= Frederick Dickens (cricketer) =

English cricketer

Frederick Dickens (23 April 1873 – 20 February 1935) was an English cricketer who played first-class cricket in 29 matches for Warwickshire between 1898 and 1903. He was born in Stratford-upon-Avon, Warwickshire and died at Warwick.

Dickens played as a left-handed lower-order batsman and a left-arm bowler, rated as medium-pace on one cricket website but as "slow" in the contemporary Wisden Cricketers' Almanack. He played a minor match for a "Gentlemen of Warwickshire" side in 1898, but appears to have played in first-class cricket as a professional, though a newspaper report at the start of the 1899 season, his most successful, indicates that he was engaged on an individual match-by-match basis, rather than as a full professional on the county staff.

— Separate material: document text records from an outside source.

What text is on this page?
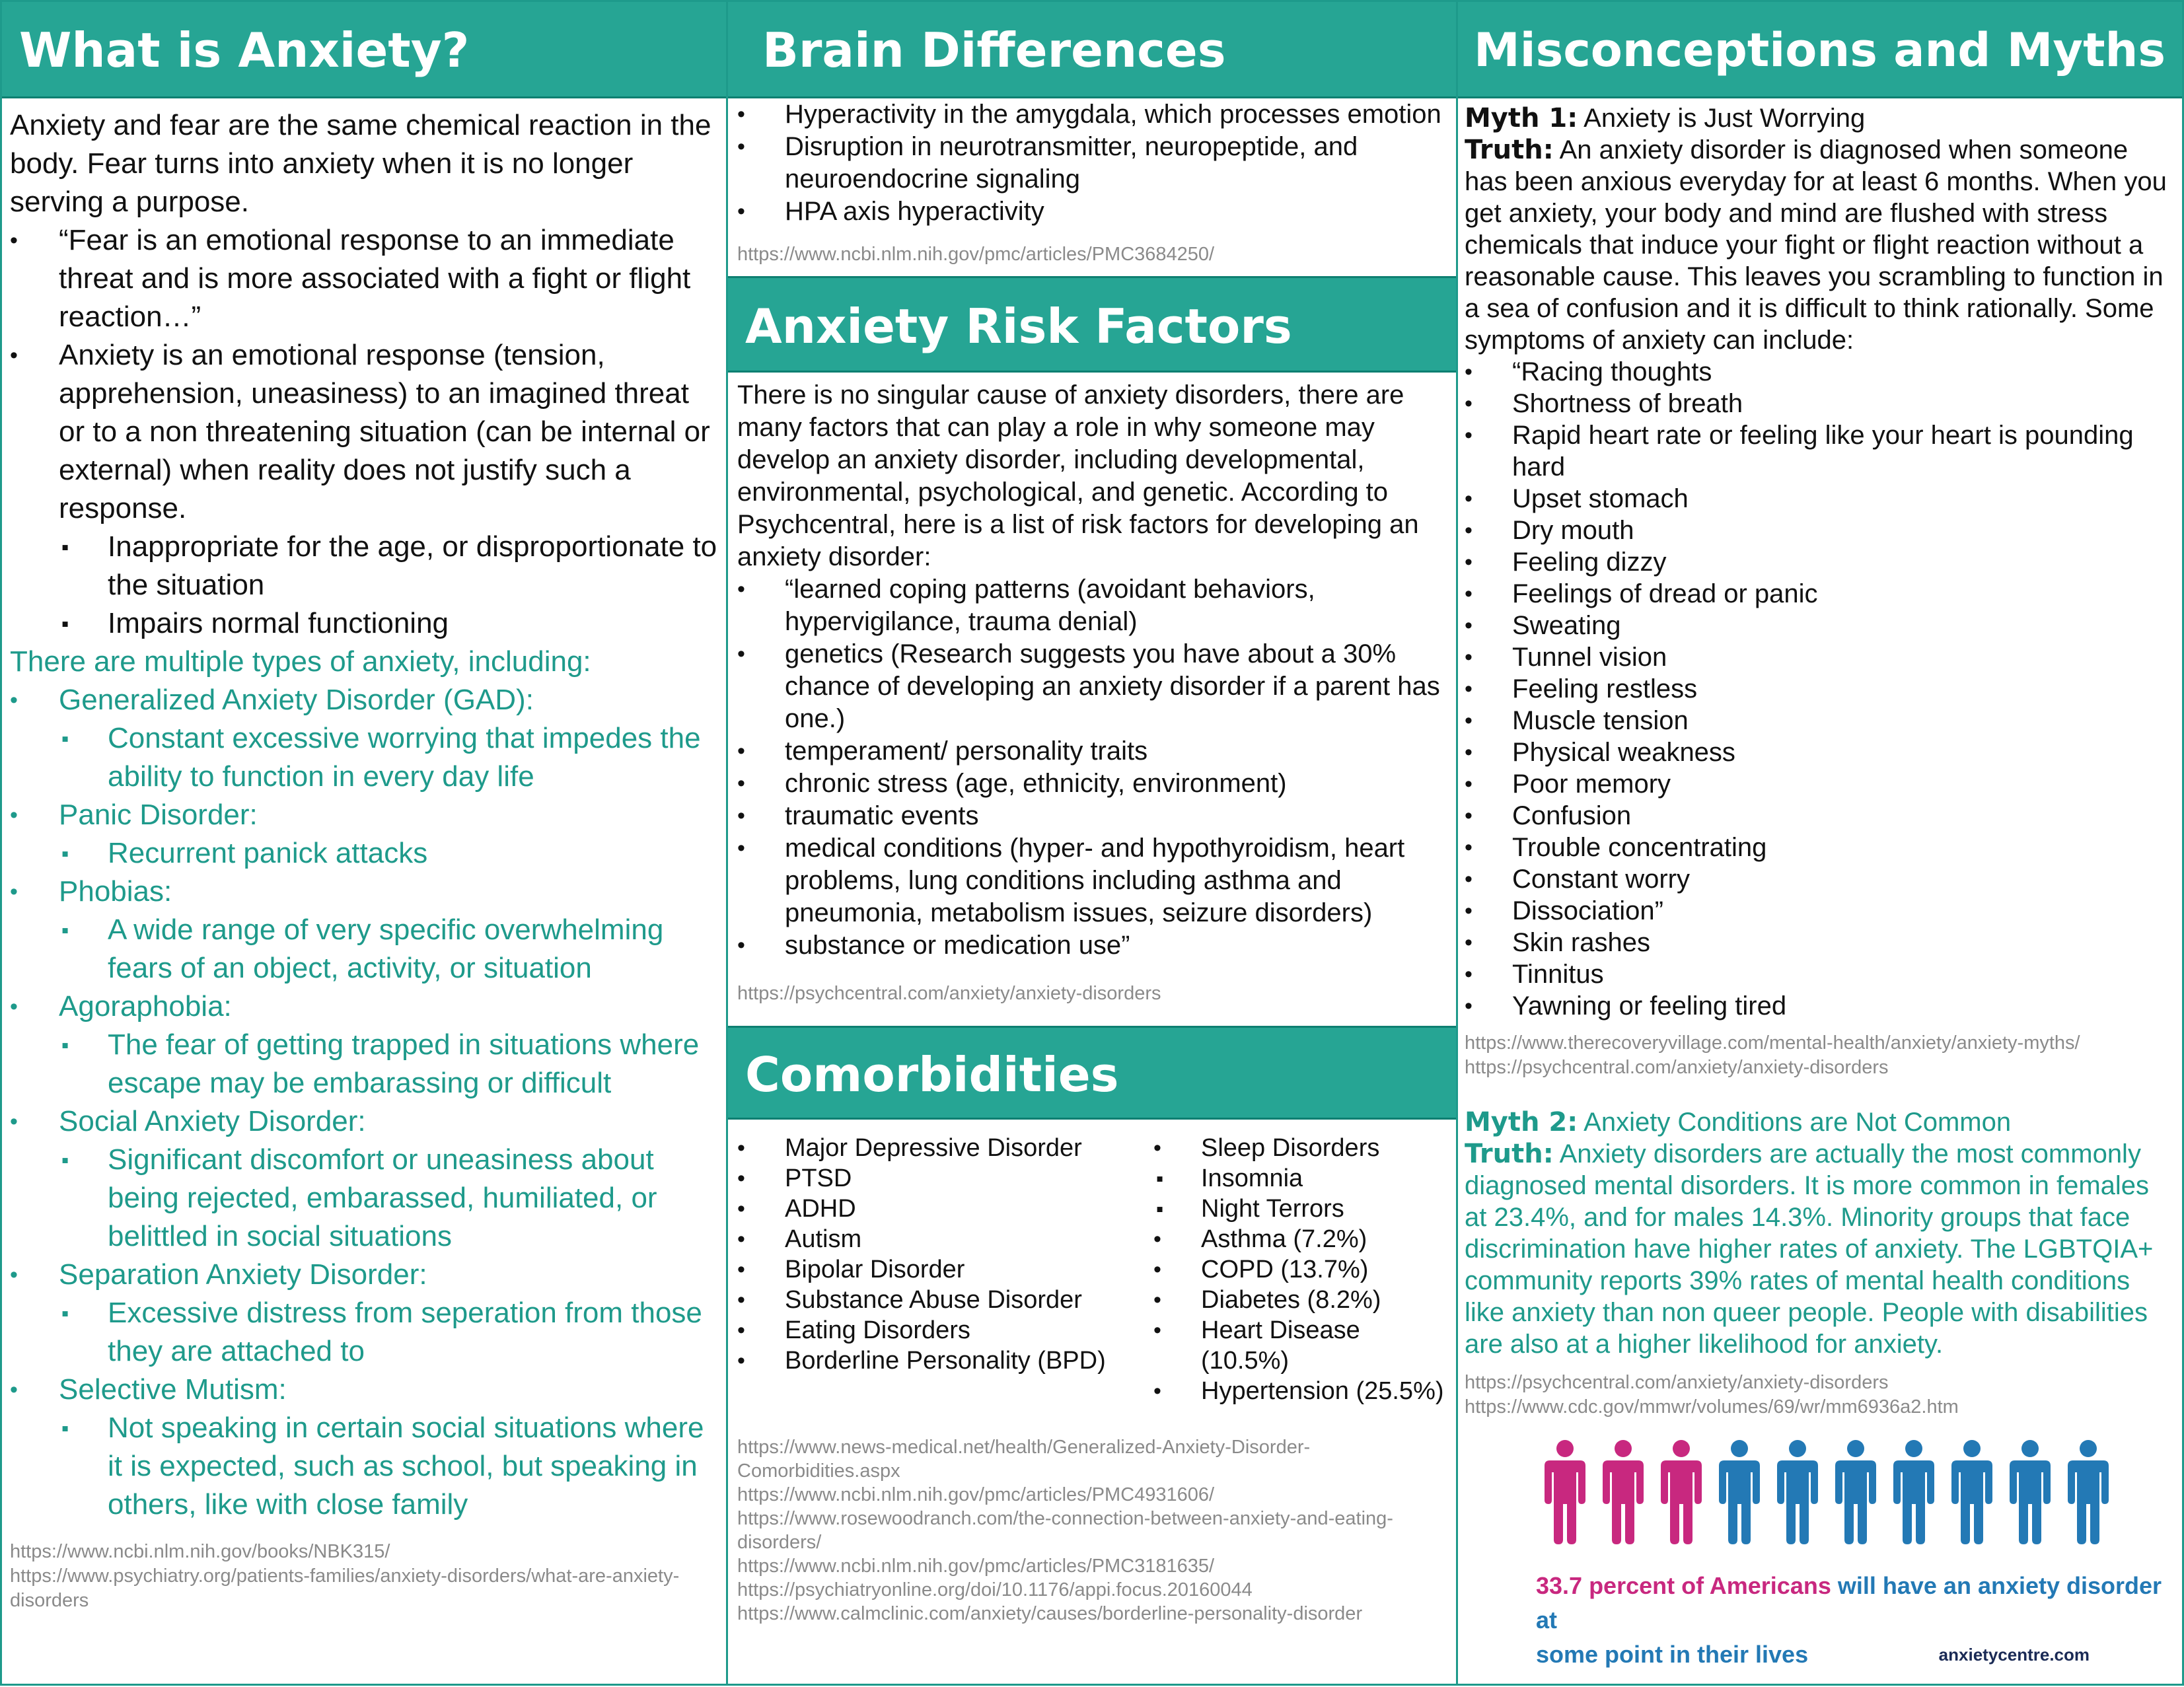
What is Anxiety?
Anxiety and fear are the same chemical reaction in the body. Fear turns into anxiety when it is no longer serving a purpose.
• “Fear is an emotional response to an immediate threat and is more associated with a fight or flight reaction…”
• Anxiety is an emotional response (tension, apprehension, uneasiness) to an imagined threat or to a non threatening situation (can be internal or external) when reality does not justify such a response.
▪ Inappropriate for the age, or disproportionate to the situation
▪ Impairs normal functioning
There are multiple types of anxiety, including:
• Generalized Anxiety Disorder (GAD):
▪ Constant excessive worrying that impedes the ability to function in every day life
• Panic Disorder:
▪ Recurrent panick attacks
• Phobias:
▪ A wide range of very specific overwhelming fears of an object, activity, or situation
• Agoraphobia:
▪ The fear of getting trapped in situations where escape may be embarassing or difficult
• Social Anxiety Disorder:
▪ Significant discomfort or uneasiness about being rejected, embarassed, humiliated, or belittled in social situations
• Separation Anxiety Disorder:
▪ Excessive distress from seperation from those they are attached to
• Selective Mutism:
▪ Not speaking in certain social situations where it is expected, such as school, but speaking in others, like with close family
https://www.ncbi.nlm.nih.gov/books/NBK315/
https://www.psychiatry.org/patients-families/anxiety-disorders/what-are-anxiety-disorders
Brain Differences
• Hyperactivity in the amygdala, which processes emotion
• Disruption in neurotransmitter, neuropeptide, and neuroendocrine signaling
• HPA axis hyperactivity
https://www.ncbi.nlm.nih.gov/pmc/articles/PMC3684250/
Anxiety Risk Factors
There is no singular cause of anxiety disorders, there are many factors that can play a role in why someone may develop an anxiety disorder, including developmental, environmental, psychological, and genetic. According to Psychcentral, here is a list of risk factors for developing an anxiety disorder:
• “learned coping patterns (avoidant behaviors, hypervigilance, trauma denial)
• genetics (Research suggests you have about a 30% chance of developing an anxiety disorder if a parent has one.)
• temperament/ personality traits
• chronic stress (age, ethnicity, environment)
• traumatic events
• medical conditions (hyper- and hypothyroidism, heart problems, lung conditions including asthma and pneumonia, metabolism issues, seizure disorders)
• substance or medication use”
https://psychcentral.com/anxiety/anxiety-disorders
Comorbidities
• Major Depressive Disorder
• PTSD
• ADHD
• Autism
• Bipolar Disorder
• Substance Abuse Disorder
• Eating Disorders
• Borderline Personality (BPD)
• Sleep Disorders
▪ Insomnia
▪ Night Terrors
• Asthma (7.2%)
• COPD (13.7%)
• Diabetes (8.2%)
• Heart Disease (10.5%)
• Hypertension (25.5%)
https://www.news-medical.net/health/Generalized-Anxiety-Disorder-Comorbidities.aspx
https://www.ncbi.nlm.nih.gov/pmc/articles/PMC4931606/
https://www.rosewoodranch.com/the-connection-between-anxiety-and-eating-disorders/
https://www.ncbi.nlm.nih.gov/pmc/articles/PMC3181635/
https://psychiatryonline.org/doi/10.1176/appi.focus.20160044
https://www.calmclinic.com/anxiety/causes/borderline-personality-disorder
Misconceptions and Myths
Myth 1: Anxiety is Just Worrying
Truth: An anxiety disorder is diagnosed when someone has been anxious everyday for at least 6 months. When you get anxiety, your body and mind are flushed with stress chemicals that induce your fight or flight reaction without a reasonable cause. This leaves you scrambling to function in a sea of confusion and it is difficult to think rationally. Some symptoms of anxiety can include:
• “Racing thoughts
• Shortness of breath
• Rapid heart rate or feeling like your heart is pounding hard
• Upset stomach
• Dry mouth
• Feeling dizzy
• Feelings of dread or panic
• Sweating
• Tunnel vision
• Feeling restless
• Muscle tension
• Physical weakness
• Poor memory
• Confusion
• Trouble concentrating
• Constant worry
• Dissociation”
• Skin rashes
• Tinnitus
• Yawning or feeling tired
https://www.therecoveryvillage.com/mental-health/anxiety/anxiety-myths/
https://psychcentral.com/anxiety/anxiety-disorders
Myth 2: Anxiety Conditions are Not Common
Truth: Anxiety disorders are actually the most commonly diagnosed mental disorders. It is more common in females at 23.4%, and for males 14.3%. Minority groups that face discrimination have higher rates of anxiety. The LGBTQIA+ community reports 39% rates of mental health conditions like anxiety than non queer people. People with disabilities are also at a higher likelihood for anxiety.
https://psychcentral.com/anxiety/anxiety-disorders
https://www.cdc.gov/mmwr/volumes/69/wr/mm6936a2.htm
33.7 percent of Americans will have an anxiety disorder at
some point in their lives	anxietycentre.com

He headed the Warwickshire bowling averages in 1899, and his most successful match was the game against Derbyshire when he took five for 22 in the first innings and followed up with six for 23 in the second. He did not take five wickets in an innings again in the 1899 season and in 1900 played only a few matches, without success. He returned for a single match in 1903 and took five Gloucestershire wickets for 96 runs, bowling unchanged through 42 consecutive overs, but it was his last first-class appearance.